Bu gücü engelleyen duruma biraz da “kendinden kaçış” veya “irade gösterememe” diyebiliriz. Her sakınma ve her kaçış, ertelemeyi ve duyarsızlaşmayı getirir. Sonuç olarak hiç de beklenmeyen veya istenmeyen olumsuzluklarla karşı karşıya kalırız. İşte bunun tam da adına “irade” diyebiliriz.

Üşenme-erteleme

Bizi engelleyen nedir? Adına “üşengeçlik, atalet, hareketsizlik, rahatını bozmama ve üretime karşı motivasyonsuzluk” veya “faaliyet yeteneğine sahip olunmasına rağmen enerji sarf etmeme/edememe” ve “isteksizlik” de dediğimiz tembelliğin etkisinde kalabiliriz.

Yapacağımız işleri bazen de kaçınma psikolojisi ile ileri bir zaman dilimine erteleriz. Ertelemek bazen sorun gibi görülse de her zaman sorun değildir. Kritik kararlarda ve zamanla olgunlaşması gereken durumlarda tam tersi ertelemek, bazen faydalı olabilir. Bu durumun ayrımını yapmak çok zordur.

Erteleme ne zaman sorun yaratır? Öncelikle işimiz gereği var olan sorumluluklarımızdan kaçınca... Sonra kendi adımıza, çevremiz adına yapmakla mükellef olduğumuz sorumluluk ve işlerin ertelenmesi durumlarında telâfisi mümkün olmayan olumsuz sonuçlar doğabilir. Kişi, erteleme alışkanlığının etkisinde kalabilir. Yaptığı işlerde sürekli erteleme eğilimi gösterebilir, öteleyebilir, baskılama yapabilir, duyarsız olabilir, mesaisine geç gidebilir, izin almadan veya rahatsızlık sebebiyle işe gitmeyebilir, işinden ayrılabilir, ilişkilerinde sıkıntı yaşayabilir, insanların arasına karışmayı bırakabilir.

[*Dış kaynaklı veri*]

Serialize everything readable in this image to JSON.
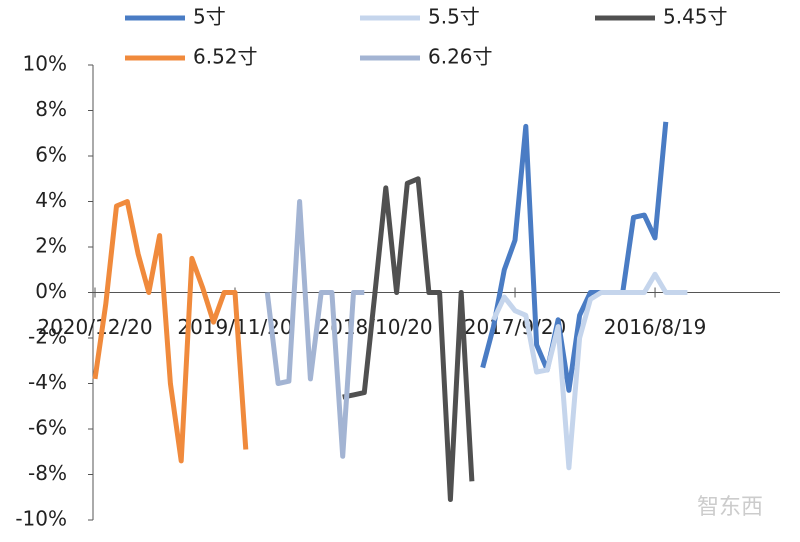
{
  "chart_data": {
    "type": "line",
    "categories": [
      "2020/12/20",
      null,
      null,
      null,
      null,
      null,
      null,
      null,
      null,
      null,
      null,
      null,
      null,
      "2019/11/20",
      null,
      null,
      null,
      null,
      null,
      null,
      null,
      null,
      null,
      null,
      null,
      null,
      "2018/10/20",
      null,
      null,
      null,
      null,
      null,
      null,
      null,
      null,
      null,
      null,
      null,
      null,
      "2017/9/20",
      null,
      null,
      null,
      null,
      null,
      null,
      null,
      null,
      null,
      null,
      null,
      null,
      "2016/8/19",
      null,
      null,
      null
    ],
    "series": [
      {
        "name": "5寸",
        "color": "#4a7cc4",
        "values": [
          null,
          null,
          null,
          null,
          null,
          null,
          null,
          null,
          null,
          null,
          null,
          null,
          null,
          null,
          null,
          null,
          null,
          null,
          null,
          null,
          null,
          null,
          null,
          null,
          null,
          null,
          null,
          null,
          null,
          null,
          null,
          null,
          null,
          null,
          null,
          null,
          -3.3,
          -1.5,
          1.0,
          2.3,
          7.3,
          -2.3,
          -3.4,
          -1.2,
          -4.3,
          -1.0,
          0,
          0,
          0,
          0,
          3.3,
          3.4,
          2.4,
          7.5,
          null,
          null
        ]
      },
      {
        "name": "5.5寸",
        "color": "#c5d5ec",
        "values": [
          null,
          null,
          null,
          null,
          null,
          null,
          null,
          null,
          null,
          null,
          null,
          null,
          null,
          null,
          null,
          null,
          null,
          null,
          null,
          null,
          null,
          null,
          null,
          null,
          null,
          null,
          null,
          null,
          null,
          null,
          null,
          null,
          null,
          null,
          null,
          null,
          null,
          -1.2,
          -0.2,
          -0.8,
          -1.0,
          -3.5,
          -3.4,
          -1.5,
          -7.7,
          -2.0,
          -0.3,
          0,
          0,
          0,
          0,
          0,
          0.8,
          0,
          0,
          0
        ]
      },
      {
        "name": "5.45寸",
        "color": "#505050",
        "values": [
          null,
          null,
          null,
          null,
          null,
          null,
          null,
          null,
          null,
          null,
          null,
          null,
          null,
          null,
          null,
          null,
          null,
          null,
          null,
          null,
          null,
          null,
          null,
          -4.6,
          -4.5,
          -4.4,
          0,
          4.6,
          0,
          4.8,
          5.0,
          0,
          0,
          -9.1,
          0,
          -8.3,
          null,
          null,
          null,
          null,
          null,
          null,
          null,
          null,
          null,
          null,
          null,
          null,
          null,
          null,
          null,
          null,
          null,
          null,
          null,
          null
        ]
      },
      {
        "name": "6.52寸",
        "color": "#f08a3c",
        "values": [
          -3.8,
          -0.5,
          3.8,
          4.0,
          1.7,
          0,
          2.5,
          -4.0,
          -7.4,
          1.5,
          0.2,
          -1.3,
          0,
          0,
          -6.9,
          null,
          null,
          null,
          null,
          null,
          null,
          null,
          null,
          null,
          null,
          null,
          null,
          null,
          null,
          null,
          null,
          null,
          null,
          null,
          null,
          null,
          null,
          null,
          null,
          null,
          null,
          null,
          null,
          null,
          null,
          null,
          null,
          null,
          null,
          null,
          null,
          null,
          null,
          null,
          null,
          null
        ]
      },
      {
        "name": "6.26寸",
        "color": "#a3b4d3",
        "values": [
          null,
          null,
          null,
          null,
          null,
          null,
          null,
          null,
          null,
          null,
          null,
          null,
          null,
          null,
          null,
          null,
          0,
          -4.0,
          -3.9,
          4.0,
          -3.8,
          0,
          0,
          -7.2,
          0,
          0,
          null,
          null,
          null,
          null,
          null,
          null,
          null,
          null,
          null,
          null,
          null,
          null,
          null,
          null,
          null,
          null,
          null,
          null,
          null,
          null,
          null,
          null,
          null,
          null,
          null,
          null,
          null,
          null,
          null,
          null
        ]
      }
    ],
    "ylim": [
      -10,
      10
    ],
    "yticks": [
      {
        "value": -10,
        "label": "-10%"
      },
      {
        "value": -8,
        "label": "-8%"
      },
      {
        "value": -6,
        "label": "-6%"
      },
      {
        "value": -4,
        "label": "-4%"
      },
      {
        "value": -2,
        "label": "-2%"
      },
      {
        "value": 0,
        "label": "0%"
      },
      {
        "value": 2,
        "label": "2%"
      },
      {
        "value": 4,
        "label": "4%"
      },
      {
        "value": 6,
        "label": "6%"
      },
      {
        "value": 8,
        "label": "8%"
      },
      {
        "value": 10,
        "label": "10%"
      }
    ],
    "legend": "top"
  },
  "watermark": "智东西"
}
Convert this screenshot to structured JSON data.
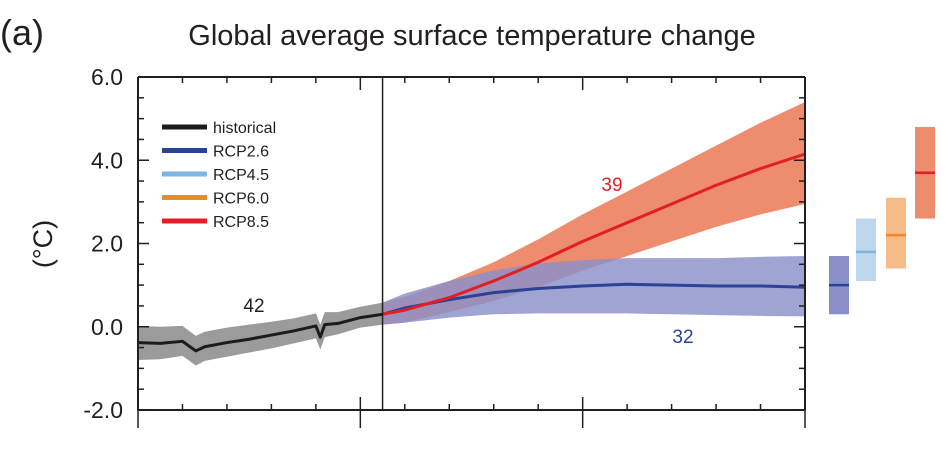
{
  "chart_data": {
    "type": "line",
    "panel_label": "(a)",
    "title": "Global average surface temperature change",
    "xlabel": "",
    "ylabel": "(°C)",
    "xlim": [
      1950,
      2100
    ],
    "ylim": [
      -2.0,
      6.0
    ],
    "y_ticks": [
      -2.0,
      0.0,
      2.0,
      4.0,
      6.0
    ],
    "y_tick_labels": [
      "-2.0",
      "0.0",
      "2.0",
      "4.0",
      "6.0"
    ],
    "projection_start": 2005,
    "legend_position": "top-left",
    "colors": {
      "historical": "#1c1c1c",
      "historical_band": "#9b9b9b",
      "rcp26": "#2a4396",
      "rcp26_band": "#8a90c9",
      "rcp45": "#7fb5e0",
      "rcp45_band": "#bdd7ee",
      "rcp60": "#f0891f",
      "rcp60_band": "#f6bb88",
      "rcp85": "#e31e24",
      "rcp85_band": "#ee8c6e"
    },
    "series": [
      {
        "name": "historical",
        "key": "historical",
        "model_count": "42",
        "x": [
          1950,
          1955,
          1960,
          1963,
          1965,
          1970,
          1975,
          1980,
          1985,
          1990,
          1991,
          1992,
          1995,
          2000,
          2005
        ],
        "y": [
          -0.38,
          -0.4,
          -0.35,
          -0.58,
          -0.48,
          -0.38,
          -0.3,
          -0.2,
          -0.1,
          0.02,
          -0.25,
          0.05,
          0.08,
          0.22,
          0.3
        ],
        "band_lower": [
          -0.8,
          -0.78,
          -0.7,
          -0.93,
          -0.82,
          -0.72,
          -0.62,
          -0.52,
          -0.4,
          -0.28,
          -0.55,
          -0.25,
          -0.18,
          -0.02,
          0.05
        ],
        "band_upper": [
          0.02,
          0.0,
          0.02,
          -0.22,
          -0.12,
          -0.02,
          0.05,
          0.12,
          0.2,
          0.32,
          0.05,
          0.35,
          0.35,
          0.48,
          0.58
        ]
      },
      {
        "name": "RCP2.6",
        "key": "rcp26",
        "model_count": "32",
        "x": [
          2005,
          2010,
          2020,
          2030,
          2040,
          2050,
          2060,
          2070,
          2080,
          2090,
          2100
        ],
        "y": [
          0.3,
          0.45,
          0.65,
          0.82,
          0.92,
          0.98,
          1.02,
          1.0,
          0.98,
          0.98,
          0.95
        ],
        "band_lower": [
          0.05,
          0.1,
          0.22,
          0.3,
          0.32,
          0.32,
          0.32,
          0.3,
          0.28,
          0.26,
          0.25
        ],
        "band_upper": [
          0.58,
          0.8,
          1.1,
          1.35,
          1.52,
          1.6,
          1.65,
          1.65,
          1.65,
          1.68,
          1.7
        ]
      },
      {
        "name": "RCP4.5",
        "key": "rcp45",
        "model_count": "",
        "x": [],
        "y": []
      },
      {
        "name": "RCP6.0",
        "key": "rcp60",
        "model_count": "",
        "x": [],
        "y": []
      },
      {
        "name": "RCP8.5",
        "key": "rcp85",
        "model_count": "39",
        "x": [
          2005,
          2010,
          2020,
          2030,
          2040,
          2050,
          2060,
          2070,
          2080,
          2090,
          2100
        ],
        "y": [
          0.3,
          0.4,
          0.7,
          1.1,
          1.55,
          2.05,
          2.5,
          2.95,
          3.4,
          3.8,
          4.15
        ],
        "band_lower": [
          0.05,
          0.1,
          0.35,
          0.62,
          0.95,
          1.35,
          1.7,
          2.05,
          2.4,
          2.7,
          2.95
        ],
        "band_upper": [
          0.58,
          0.72,
          1.1,
          1.55,
          2.1,
          2.7,
          3.25,
          3.8,
          4.35,
          4.9,
          5.4
        ]
      }
    ],
    "end_of_century_ranges": [
      {
        "key": "rcp26",
        "mean": 1.0,
        "low": 0.3,
        "high": 1.7
      },
      {
        "key": "rcp45",
        "mean": 1.8,
        "low": 1.1,
        "high": 2.6
      },
      {
        "key": "rcp60",
        "mean": 2.2,
        "low": 1.4,
        "high": 3.1
      },
      {
        "key": "rcp85",
        "mean": 3.7,
        "low": 2.6,
        "high": 4.8
      }
    ]
  }
}
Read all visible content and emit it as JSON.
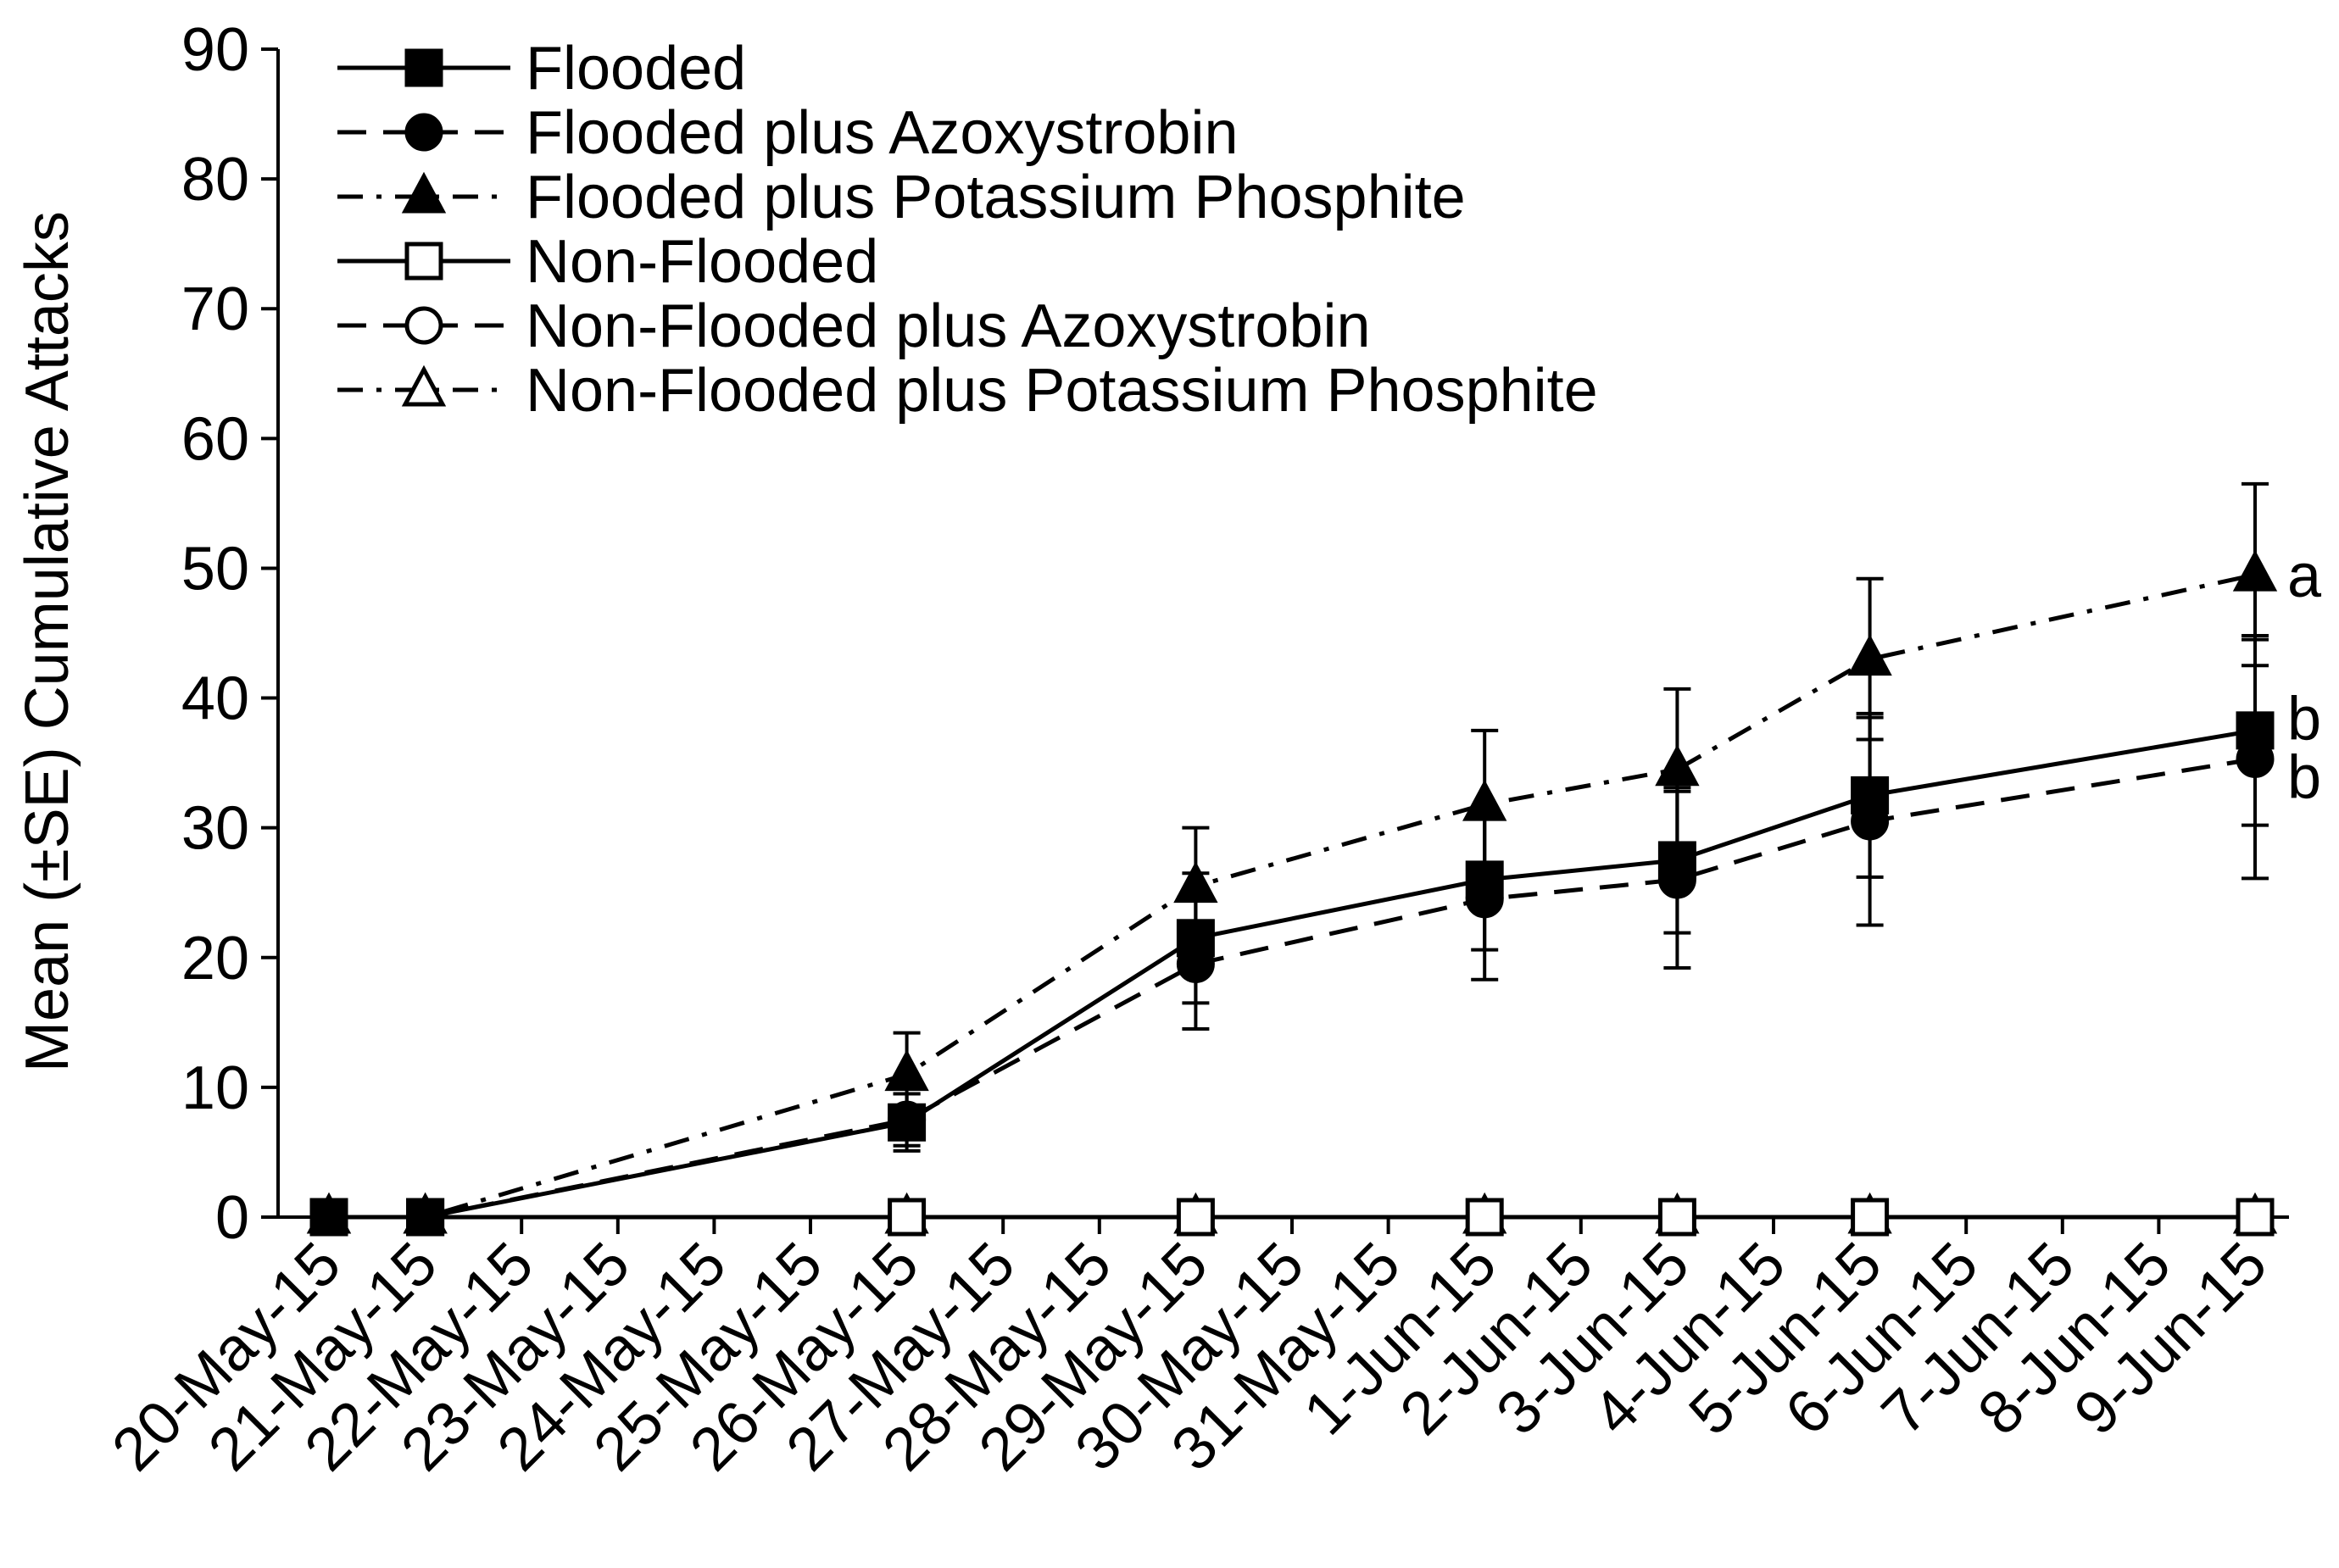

Erteleme alışkanlığı ve duygusunun bilinçaltında yatan ana nedeni, istek, arzu gibi alanlardaki beklentileri karşılamayan olumsuz sonuçlar ve bu sonuçlarla karşılaşıldığında istenmeyen duygu durumları ile yüzleşmekten kaçınmaktır. Erteleme, zamanla kaygıyı da tetikleyebilmektedir. Zira bugün yapmaktan kaçtığımız görevi/sorumluluğu ilerleyen bir tarihe atmak, bir nevi elimizdeki yükü bırakma imkânı varken o yükü yolumuzun çok ötesine erteleyip yükle yola devam etmek gibidir. Yük bugün 1 kilo iken bırakmayı erteledikçe yük anlamında daha fazla gelecektir. Bu hem bedensel, hem de psikolojik zorlanmaya ve yorulmaya zemin oluşturur. Ancak zamanında görevi yerine getirmek bizi yükümüzden kurtaracaktır.

Her şeye hâkim olmak, kontrolü elde tutmak, kaybetmemek veya kontrolü ele alma ihtiyacı, keyif alma isteği, başarısız veya silik kişilik olarak değerlendirilme ve onaylanmama korkusu, belirsizlikler, düşük özgüven, kaçınma, saklanma, bazen bencillik, narsizm gibi hislerinden de kaynaklanabilir.

Ertelemek biraz da başarıdan kaçıştır. Başka bir ifadeyle, başarılı olmaktan korkmaktır. Bir iş veya sonuç için donanımlı ve hazırızdır ama bir mazeret üretip yine de erteleriz: “Ya bir şeyler başarırsak geldiğimiz noktada üstümüze kalacak sorumlulukları, ilgiyi kaldırabilecek miyiz?” Aslında bu durum, biraz da sonuçlarla yüzleşmekten kaçıştır.